Although film-maker Nicolas Vanier has based the screenplay for Belle & Sebastian on Cecile Aubry’s television series, he has chosen to set his film in World War 2 in a small Alpine village, close to the border between France and Switzerland. From the opening scene where gnarled old Cesar (Tcheky Karyo) lowers young Sebastian (Felix Bossuet) over a cliff to rescue a little lamb whose mother has been shot by a careless hunter, it is clear that the boy not only trusts his grandfather but is brave, resourceful and independent.

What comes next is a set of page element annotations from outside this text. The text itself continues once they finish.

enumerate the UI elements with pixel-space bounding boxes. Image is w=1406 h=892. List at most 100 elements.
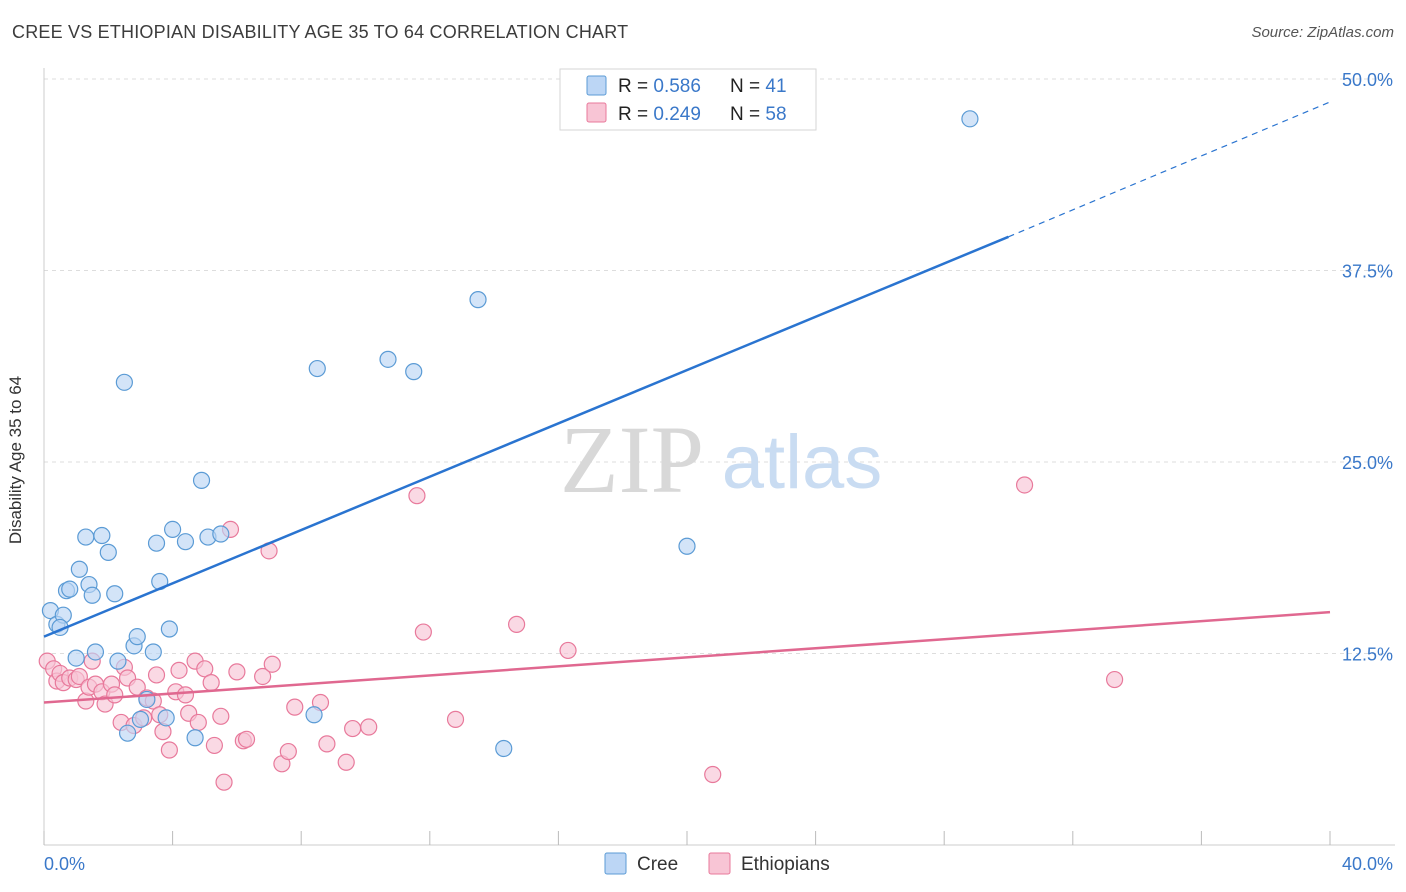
cree-point: [144, 643, 162, 661]
svg-text:R = 0.249: R = 0.249: [618, 104, 701, 125]
ethiopians-point: [237, 730, 256, 748]
cree-trend-line: [43, 235, 1009, 638]
cree-point: [305, 706, 323, 724]
y-tick-label: 50.0%: [1342, 70, 1393, 90]
ethiopians-point: [318, 735, 336, 753]
ethiopians-point: [559, 641, 577, 660]
ethiopians-trend-line: [43, 610, 1331, 704]
ethiopians-point: [170, 661, 188, 679]
legend-n-value-1: 41: [765, 76, 786, 97]
cree-point: [160, 620, 178, 638]
cree-point: [469, 291, 487, 309]
y-tick-label: 12.5%: [1342, 645, 1393, 665]
legend: R = 0.586 N = 41 R = 0.249 N = 58: [559, 68, 817, 131]
cree-point: [495, 739, 513, 758]
ethiopians-point: [106, 686, 124, 704]
cree-points: [41, 110, 979, 758]
bottom-legend-ethiopians: Ethiopians: [741, 854, 830, 875]
ethiopians-point: [254, 667, 272, 686]
ethiopians-point: [1105, 670, 1124, 689]
y-tick-labels: 12.5% 25.0% 37.5% 50.0%: [1342, 70, 1393, 665]
cree-point: [86, 643, 105, 661]
cree-point: [131, 710, 150, 728]
legend-r-value-1: 0.586: [653, 76, 701, 97]
cree-point: [115, 373, 133, 391]
trend-lines: [43, 101, 1331, 704]
cree-point: [128, 628, 146, 646]
cree-point: [157, 709, 175, 727]
ethiopians-point: [508, 615, 526, 633]
bottom-legend-cree: Cree: [637, 854, 678, 875]
chart-title: CREE VS ETHIOPIAN DISABILITY AGE 35 TO 6…: [12, 22, 629, 42]
ethiopians-point: [286, 698, 304, 716]
cree-point: [109, 652, 127, 670]
ethiopians-point: [408, 487, 426, 505]
legend-n-label-1: N =: [730, 76, 765, 97]
legend-n-value-2: 58: [765, 104, 786, 125]
cree-point: [61, 580, 79, 598]
cree-point: [67, 649, 85, 667]
cree-point: [379, 350, 397, 368]
ethiopians-point: [176, 686, 195, 704]
legend-swatch-ethiopians: [586, 102, 607, 123]
ethiopians-point: [215, 773, 233, 791]
legend-swatch-cree: [586, 75, 607, 96]
watermark-zip: ZIP: [560, 406, 704, 513]
bottom-legend: Cree Ethiopians: [604, 852, 830, 875]
ethiopians-point: [1015, 476, 1034, 494]
ethiopians-point: [344, 719, 362, 738]
ethiopians-point: [189, 713, 207, 732]
svg-text:N = 58: N = 58: [730, 104, 787, 125]
cree-point: [147, 534, 166, 552]
cree-point: [83, 586, 101, 604]
svg-text:R = 0.586: R = 0.586: [618, 76, 701, 97]
ethiopians-point: [337, 753, 355, 771]
legend-n-label-2: N =: [730, 104, 765, 125]
axes: [43, 68, 1395, 846]
ethiopians-point: [263, 655, 281, 673]
ethiopians-point: [70, 667, 88, 686]
watermark-atlas: atlas: [722, 420, 883, 505]
ethiopians-point: [704, 765, 722, 784]
x-tick-labels: 0.0% 40.0%: [44, 854, 1393, 874]
y-tick-label: 25.0%: [1342, 453, 1393, 473]
ethiopians-point: [212, 707, 230, 725]
cree-point: [212, 525, 230, 543]
legend-r-value-2: 0.249: [653, 104, 701, 125]
cree-point: [678, 537, 696, 555]
bottom-legend-swatch-cree: [604, 852, 627, 875]
ethiopians-point: [414, 623, 432, 641]
cree-trend-extension: [1008, 101, 1331, 238]
cree-point: [70, 560, 88, 578]
legend-r-label-2: R =: [618, 104, 653, 125]
cree-point: [405, 363, 423, 381]
gridlines: [44, 78, 1395, 654]
bottom-legend-swatch-ethiopians: [708, 852, 731, 875]
ethiopians-point: [360, 718, 378, 736]
cree-point: [164, 520, 182, 539]
x-tick-label: 0.0%: [44, 854, 85, 874]
ethiopians-point: [279, 742, 297, 761]
source-label: Source: ZipAtlas.com: [1251, 24, 1394, 41]
cree-point: [99, 543, 117, 561]
cree-point: [77, 528, 95, 546]
ethiopians-point: [147, 666, 166, 684]
legend-r-label-1: R =: [618, 76, 653, 97]
cree-point: [106, 585, 124, 603]
svg-text:N = 41: N = 41: [730, 76, 787, 97]
cree-point: [186, 729, 204, 747]
cree-point: [192, 471, 211, 489]
ethiopians-point: [205, 736, 223, 755]
ethiopians-point: [446, 710, 465, 728]
ethiopians-point: [228, 663, 246, 681]
ethiopians-point: [160, 741, 178, 759]
ethiopians-point: [202, 674, 220, 692]
cree-point: [118, 724, 137, 742]
y-tick-label: 37.5%: [1342, 262, 1393, 282]
x-tick-label: 40.0%: [1342, 854, 1393, 874]
ethiopians-point: [196, 660, 214, 678]
cree-point: [93, 526, 111, 545]
cree-point: [176, 533, 195, 551]
cree-point: [308, 359, 326, 378]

Contrary to the villagers’ belief that a large rogue dog has been killing their sheep, Sebastian knows that the big dog is as gentle and loyal as she is beautiful. Accordingly, he names her Belle. Sebastian also knows that the local doctor (Dimitri Storoge) is secretly leading Jewish refugees across the border, a fact that comes in handy when Belle is wounded and in need of penicillin. Sebastian does not attend school but is astute enough to appreciate that formal education is necessary if he is to achieve his goals. This little message is nicely embedded in the plot, as Sebastian becomes involved in outwitting the Nazi soldiers stationed outside his village, specifically to prevent illicit border crossings. From the beautiful colours of the early summer scenes the ruggedly beautiful terrain changes through autumn to winter, becoming a carpet of deep, white snow.

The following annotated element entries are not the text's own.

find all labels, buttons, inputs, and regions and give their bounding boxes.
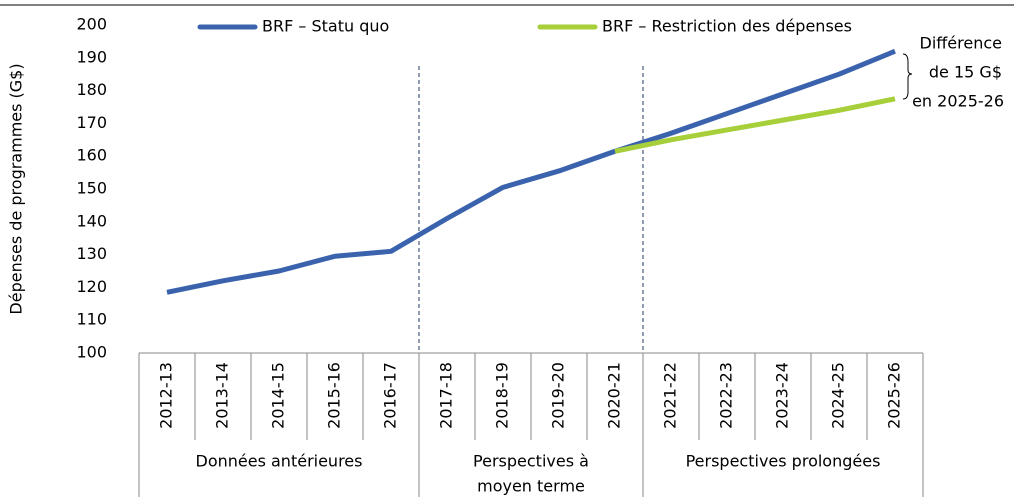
y-tick-label: 200: [76, 15, 107, 34]
y-tick-label: 150: [76, 179, 107, 198]
x-tick-label: 2014-15: [269, 362, 288, 429]
group-label: Perspectives prolongées: [686, 452, 881, 471]
x-tick-label: 2025-26: [885, 362, 904, 429]
y-tick-label: 110: [76, 310, 107, 329]
annotation: de 15 G$: [929, 63, 1002, 82]
group-label: Perspectives à: [473, 452, 589, 471]
brace: [902, 53, 913, 100]
y-tick-label: 120: [76, 277, 107, 296]
x-tick-label: 2018-19: [493, 362, 512, 429]
y-tick-label: 170: [76, 113, 107, 132]
y-tick-label: 180: [76, 80, 107, 99]
group-label: Données antérieures: [196, 452, 363, 471]
x-tick-label: 2021-22: [661, 362, 680, 429]
series-line: [166, 48, 896, 295]
x-tick-label: 2022-23: [717, 362, 736, 429]
legend-label: BRF – Statu quo: [262, 17, 389, 36]
x-tick-label: 2016-17: [381, 362, 400, 429]
series-line: [614, 96, 896, 154]
y-tick-label: 160: [76, 146, 107, 165]
group-label: moyen terme: [477, 477, 585, 496]
y-tick-label: 130: [76, 244, 107, 263]
x-tick-label: 2013-14: [213, 362, 232, 429]
y-tick-label: 190: [76, 47, 107, 66]
y-tick-label: 100: [76, 343, 107, 362]
annotation: Différence: [920, 34, 1002, 53]
x-tick-label: 2024-25: [829, 362, 848, 429]
x-tick-label: 2015-16: [325, 362, 344, 429]
x-tick-label: 2020-21: [605, 362, 624, 429]
y-axis-label: Dépenses de programmes (G$): [7, 63, 26, 314]
x-tick-label: 2023-24: [773, 362, 792, 429]
x-tick-label: 2019-20: [549, 362, 568, 429]
y-tick-label: 140: [76, 211, 107, 230]
x-tick-label: 2012-13: [157, 362, 176, 429]
x-tick-label: 2017-18: [437, 362, 456, 429]
legend-label: BRF – Restriction des dépenses: [602, 17, 852, 36]
annotation: en 2025-26: [912, 92, 1004, 111]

Through this snow Sebastian and Belle must lead a Jewish family to safety in neutral Switzerland. As well as the story of Sebastian and Belle, the film contains sub-plots involving Cesar, Angelina (Margaux Chatelier) and the German Lieutenant Peter (Andreas Pietschmann), all fully-developed, three-dimensional characters.
Eric Guichard’s cinematography deftly captures the beauty of the scenery and the nuanced performances of the human actors, while Laurent Charbonnier’s animal shots are amazing. Armand Amar’s score provides the perfect accompaniment to the story throughout.